現在一安定下來,積聚日久的慾望也就湧了出來。說起來倒的確很想要。
「雖說如此,我這個月還沒有工資……」
「不礙事,我請你就是,下個月換成你請我,咱們的人情就抹平了。」王興隆滿不在乎道,「你放心好了,所費不多。」
林銘見王興隆這麼說,便不再推辭。
下了班之後,二人回各自的宿舍稍稍收拾一下,便相約一起出發。林銘走出房門,卻見王錦春在院子裡晾曬衣服,他微覺尷尬,便匆匆打了個招呼,這邊卻見王興隆也走了出來。
「林兄,你怎麼不打扮的體面一些――這樣去可是要被姑娘們笑話的。」
「怎麼?又要去外面吃腥啦。」王錦春把溼漉漉的的衣服甩上竹竿。
「哪裡,我是帶林兄去見識見識。」王興隆一點沒有林銘的尷尬,「林兄在海上漂泊了半年多,也得去怡情養身一番不是……」
「哼,我是說你,」王錦春哼了一聲,「人林大哥在這兒是孤家寡人,愛幹什麼幹什麼。
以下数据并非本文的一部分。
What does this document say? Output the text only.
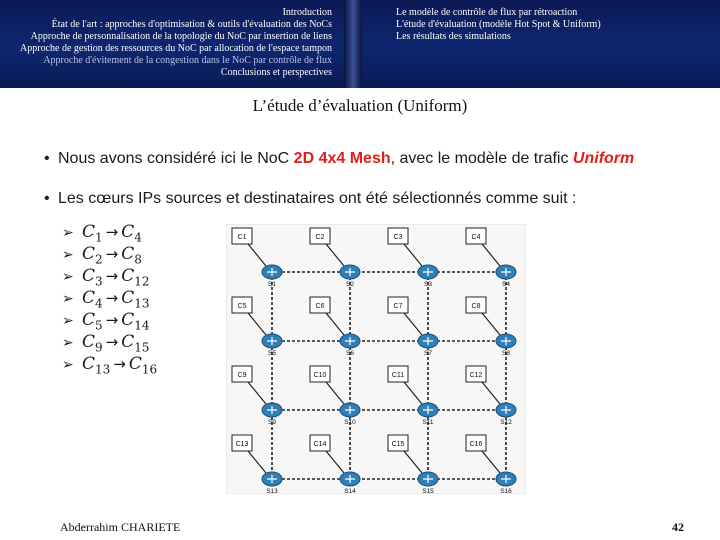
Introduction
État de l'art : approches d'optimisation & outils d'évaluation des NoCs
Approche de personnalisation de la topologie du NoC par insertion de liens
Approche de gestion des ressources du NoC par allocation de l'espace tampon
Approche d'évitement de la congestion dans le NoC par contrôle de flux
Conclusions et perspectives
Le modèle de contrôle de flux par rétroaction
L'étude d'évaluation (modèle Hot Spot & Uniform)
Les résultats des simulations
L’étude d’évaluation (Uniform)
• Nous avons considéré ici le NoC 2D 4x4 Mesh, avec le modèle de trafic Uniform
• Les cœurs IPs sources et destinataires ont été sélectionnés comme suit :
➢ $C_1 \to C_4$
➢ $C_2 \to C_8$
➢ $C_3 \to C_{12}$
➢ $C_4 \to C_{13}$
➢ $C_5 \to C_{14}$
➢ $C_9 \to C_{15}$
➢ $C_{13} \to C_{16}$
C1
S1
C2
S2
C3
S3
C4
S4
C5
S5
C6
S6
C7
S7
C8
S8
C9
S9
C10
S10
C11
S11
C12
S12
C13
S13
C14
S14
C15
S15
C16
S16
Abderrahim CHARIETE	42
你呢?就打算這麼一直住店裡混下去?」
王興隆忙道:「你放心,我自然有計較,有計較。」
「有計較個屁,」王錦春啐了一口,「你也不看看東門市這裡的房子賣多少錢一平了!只要靠著城鐵的土地房子都一天一個價。就算住樓房都得背二十年的貸款,你以為你一輩子有幾個二十年呀?」
「所以要從長計較……」
「從長計較到現在都沒個說法,你當自己還是萊州府的商家少爺呀!家裡有得是錢財糧食――咱們兄妹在這裡頭無片瓦,腳沒寸地,過得是沒根沒底的日子,你就不覺得心虛的慌?」王錦春說得激動起來。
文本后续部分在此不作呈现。